Come certa street art nazionale, spicchi per provincialismo e sciacallaggio mediatico di massa è un fatto evidente. Jorit in un centro sociale ritrae Luana d’Orazio, la lavoratrice ventiduenne morta al lavoro, giustamente è per questo pagato, ma il fatto che sia pagato non impedisce di notare, quanto il suo lavoro e la sua ricerca, non vadano mai oltre l’iconicità mediatica di massa (ricordate il suo omaggio a Fedez? Quello a Vittorio Sgarbi? Stefano Cucchi?). Ma guardando oltre: Jorit lamenta che mentre era al lavoro al murales, questo tossico alto due metri (perché altrimenti come giustificare non essere riuscito a reagire all’aggressione? Con tanto di cane che l’ha immobilizzato per garantirgli la fuga, altrimenti comunque non l’avrebbe spuntata), questa “feccia”, armata di cane addestrato, gli ha rubato una collanina a cui teneva molto. Non giustifico la violenza, ma se un disperato si avvicina a Jorit perché gli punta la collanina per sopravvivere, sapendo quanto e come Jorit sia celebrato dal mercato e dalle istituzioni, perché deve essere così demonizzato, da chi dovrebbe tutelarne le problematiche? Non è una violenza demonizzare sui social povertà e miseria culturale? Qualcosa non mi torna nel linguaggio simbolico, “feccia” non vuole dire “disagiato”, non ha nulla a che vedere con “comprendo il tuo disagio ma hai puntato un obiettivo sbagliato”.

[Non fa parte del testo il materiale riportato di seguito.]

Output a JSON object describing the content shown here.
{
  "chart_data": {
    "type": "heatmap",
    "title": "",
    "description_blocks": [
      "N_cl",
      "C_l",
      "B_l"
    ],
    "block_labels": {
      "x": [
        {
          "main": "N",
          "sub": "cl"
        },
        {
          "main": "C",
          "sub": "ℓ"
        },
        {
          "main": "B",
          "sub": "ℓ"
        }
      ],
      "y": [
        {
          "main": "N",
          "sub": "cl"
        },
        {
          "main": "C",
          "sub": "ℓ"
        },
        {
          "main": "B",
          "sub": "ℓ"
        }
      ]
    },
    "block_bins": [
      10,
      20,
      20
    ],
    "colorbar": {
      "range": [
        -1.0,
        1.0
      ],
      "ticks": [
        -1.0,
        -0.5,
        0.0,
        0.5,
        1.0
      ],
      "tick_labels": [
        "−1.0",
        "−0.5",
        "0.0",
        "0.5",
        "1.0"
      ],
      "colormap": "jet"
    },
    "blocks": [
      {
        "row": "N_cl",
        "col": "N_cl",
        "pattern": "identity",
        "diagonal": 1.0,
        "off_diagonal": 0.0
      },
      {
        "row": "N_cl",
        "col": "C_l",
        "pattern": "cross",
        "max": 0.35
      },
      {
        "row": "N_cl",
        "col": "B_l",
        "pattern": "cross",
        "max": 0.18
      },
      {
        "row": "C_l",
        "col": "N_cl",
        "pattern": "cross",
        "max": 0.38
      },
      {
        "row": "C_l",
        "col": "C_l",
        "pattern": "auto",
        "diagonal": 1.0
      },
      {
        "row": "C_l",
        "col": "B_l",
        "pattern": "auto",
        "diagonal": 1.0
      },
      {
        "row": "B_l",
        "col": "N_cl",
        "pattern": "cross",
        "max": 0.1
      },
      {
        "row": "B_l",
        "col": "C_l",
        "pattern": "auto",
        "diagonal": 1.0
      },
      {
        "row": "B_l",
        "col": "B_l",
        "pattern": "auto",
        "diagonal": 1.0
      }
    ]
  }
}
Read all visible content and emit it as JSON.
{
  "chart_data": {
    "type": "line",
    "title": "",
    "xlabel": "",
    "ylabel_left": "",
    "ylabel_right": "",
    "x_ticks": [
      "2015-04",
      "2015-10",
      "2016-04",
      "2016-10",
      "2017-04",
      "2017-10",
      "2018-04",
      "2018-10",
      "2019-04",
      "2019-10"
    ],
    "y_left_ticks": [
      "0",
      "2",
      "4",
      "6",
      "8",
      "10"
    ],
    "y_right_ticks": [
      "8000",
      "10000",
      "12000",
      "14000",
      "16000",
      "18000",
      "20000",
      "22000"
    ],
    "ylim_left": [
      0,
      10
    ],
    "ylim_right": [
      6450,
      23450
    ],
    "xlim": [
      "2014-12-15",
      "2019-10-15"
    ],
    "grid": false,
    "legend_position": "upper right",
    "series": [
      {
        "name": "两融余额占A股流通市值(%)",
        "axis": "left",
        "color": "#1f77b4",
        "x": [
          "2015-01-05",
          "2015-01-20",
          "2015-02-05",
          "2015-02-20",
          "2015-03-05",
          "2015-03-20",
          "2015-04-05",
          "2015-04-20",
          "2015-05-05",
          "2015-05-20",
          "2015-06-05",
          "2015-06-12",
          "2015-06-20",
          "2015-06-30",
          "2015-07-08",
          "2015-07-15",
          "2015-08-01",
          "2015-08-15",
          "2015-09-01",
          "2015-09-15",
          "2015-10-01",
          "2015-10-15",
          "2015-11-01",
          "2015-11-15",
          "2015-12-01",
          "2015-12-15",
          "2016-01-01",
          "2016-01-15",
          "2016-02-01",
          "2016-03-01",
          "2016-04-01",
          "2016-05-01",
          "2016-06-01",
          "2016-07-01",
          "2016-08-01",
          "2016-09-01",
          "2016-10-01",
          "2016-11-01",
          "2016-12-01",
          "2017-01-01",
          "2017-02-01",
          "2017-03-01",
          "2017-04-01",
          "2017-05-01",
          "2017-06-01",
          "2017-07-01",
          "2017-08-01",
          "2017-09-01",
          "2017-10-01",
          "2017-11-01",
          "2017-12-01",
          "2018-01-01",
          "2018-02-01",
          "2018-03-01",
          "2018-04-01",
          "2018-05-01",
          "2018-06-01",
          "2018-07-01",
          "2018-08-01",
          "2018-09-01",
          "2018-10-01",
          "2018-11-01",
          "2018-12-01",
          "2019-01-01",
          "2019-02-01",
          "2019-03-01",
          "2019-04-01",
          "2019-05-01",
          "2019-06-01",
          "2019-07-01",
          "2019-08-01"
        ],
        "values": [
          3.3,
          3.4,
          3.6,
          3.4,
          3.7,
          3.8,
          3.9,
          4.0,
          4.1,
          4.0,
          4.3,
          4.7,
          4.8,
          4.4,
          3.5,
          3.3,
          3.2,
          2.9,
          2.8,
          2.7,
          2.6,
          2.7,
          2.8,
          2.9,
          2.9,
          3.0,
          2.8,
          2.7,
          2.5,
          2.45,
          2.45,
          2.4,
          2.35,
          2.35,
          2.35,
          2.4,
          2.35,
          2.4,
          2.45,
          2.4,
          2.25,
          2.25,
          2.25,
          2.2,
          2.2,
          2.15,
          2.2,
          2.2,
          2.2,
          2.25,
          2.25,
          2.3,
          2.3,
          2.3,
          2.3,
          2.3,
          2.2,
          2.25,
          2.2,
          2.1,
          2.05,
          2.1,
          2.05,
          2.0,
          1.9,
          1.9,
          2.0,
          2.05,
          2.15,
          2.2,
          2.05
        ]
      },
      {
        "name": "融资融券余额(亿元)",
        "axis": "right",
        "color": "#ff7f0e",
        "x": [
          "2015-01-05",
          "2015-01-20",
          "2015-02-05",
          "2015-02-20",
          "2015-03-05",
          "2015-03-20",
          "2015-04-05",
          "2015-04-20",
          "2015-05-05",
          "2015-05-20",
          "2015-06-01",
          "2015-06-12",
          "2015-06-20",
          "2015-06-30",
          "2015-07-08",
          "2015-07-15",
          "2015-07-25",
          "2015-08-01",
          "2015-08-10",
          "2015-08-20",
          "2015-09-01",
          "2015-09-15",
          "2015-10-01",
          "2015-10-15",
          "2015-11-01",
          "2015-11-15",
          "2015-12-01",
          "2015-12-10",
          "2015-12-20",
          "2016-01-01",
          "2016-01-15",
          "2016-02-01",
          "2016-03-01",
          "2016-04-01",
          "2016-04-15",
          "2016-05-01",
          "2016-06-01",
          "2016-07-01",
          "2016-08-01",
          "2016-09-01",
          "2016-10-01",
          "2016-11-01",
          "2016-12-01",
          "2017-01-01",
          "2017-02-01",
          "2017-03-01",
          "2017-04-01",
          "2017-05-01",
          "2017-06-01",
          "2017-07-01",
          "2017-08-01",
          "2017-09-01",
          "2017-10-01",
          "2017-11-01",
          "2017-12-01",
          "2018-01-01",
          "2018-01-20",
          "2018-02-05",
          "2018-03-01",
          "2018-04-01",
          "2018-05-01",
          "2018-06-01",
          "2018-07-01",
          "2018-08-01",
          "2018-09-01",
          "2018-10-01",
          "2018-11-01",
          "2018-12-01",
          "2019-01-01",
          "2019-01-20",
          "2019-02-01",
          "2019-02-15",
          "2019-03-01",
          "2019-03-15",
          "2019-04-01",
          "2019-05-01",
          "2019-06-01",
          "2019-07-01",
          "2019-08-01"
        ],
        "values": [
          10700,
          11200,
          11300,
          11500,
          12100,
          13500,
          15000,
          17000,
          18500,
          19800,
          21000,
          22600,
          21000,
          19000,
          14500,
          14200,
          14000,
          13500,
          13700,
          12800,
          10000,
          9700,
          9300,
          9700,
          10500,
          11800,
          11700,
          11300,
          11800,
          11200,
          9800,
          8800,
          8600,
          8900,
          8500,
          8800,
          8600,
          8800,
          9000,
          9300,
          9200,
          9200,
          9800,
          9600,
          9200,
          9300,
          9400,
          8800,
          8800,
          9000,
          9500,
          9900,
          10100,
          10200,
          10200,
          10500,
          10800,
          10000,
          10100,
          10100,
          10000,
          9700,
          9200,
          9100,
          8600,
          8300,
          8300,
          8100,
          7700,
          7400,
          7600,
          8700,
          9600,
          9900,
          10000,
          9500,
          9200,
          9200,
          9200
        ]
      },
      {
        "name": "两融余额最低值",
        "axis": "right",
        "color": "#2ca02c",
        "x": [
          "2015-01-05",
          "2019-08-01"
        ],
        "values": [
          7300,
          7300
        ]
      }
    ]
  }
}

Jorit ci rassicura: non denuncerà il tossico “feccia. Ci mancherebbe, questo è un momento dove non c’è economia sociale liquida e tutti tirano a campare come possono, un laccetto d’oro è economia cash liquida in un momento dove il lavoro non c’è, Jorit non ha presente cosa stia avvenendo in Italia? Jorit era al lavoro, chi gli ha rubato la catenella ha attaccato un simbolo, un privilegiato, uno che sicuramente in questo momento sta meglio di lui, in quest’ottica ha subito un piccolo esproprio proletario, l’ha subito proprio in quella Roma dove dal balcone del palazzo, un politico proletario figlio di un algoritmo, aveva annunciato l’abolizione della povertà, il malcapitato Jorit, tra un lavoro istituzionale e una committenza privata e l’altra, a un certo punto ha dimenticato e perso di vista i codici della strada? Non riesce a comprendere i “compagni” che sbagliano? La sua denuncia populista e giustizialista, mossa da un fatto privato denunciato via sociale, m’intristisce. Scrivere via Facebook “non lo denuncerò”, equivale già a una condanna.

Questo oggi è la street art istituzionale? Imposizione dall’alto al basso , nel nome della tradizione muralista italica fascista, che non vede e legittima altro se non se stessa? Chi delinque per sopravvivere è feccia? Jorit a Napoli e in Italia, è un riferimento istituzionale, della giunta De Magistris e dei movimenti della sinistra sociale, e qualcosa non mi torna: sento un retrogusto bigotto e conservatorio che non mi pare tanto di sinistra sociale, come mi dite? Gli artisti di sinistra oggi sono lavoratori liberali professionisti, in quanto tali non hanno alcuna responsabilità sociale. Cavolo, mi sono perso qualcosa nel passaggio da un millennio all’altro.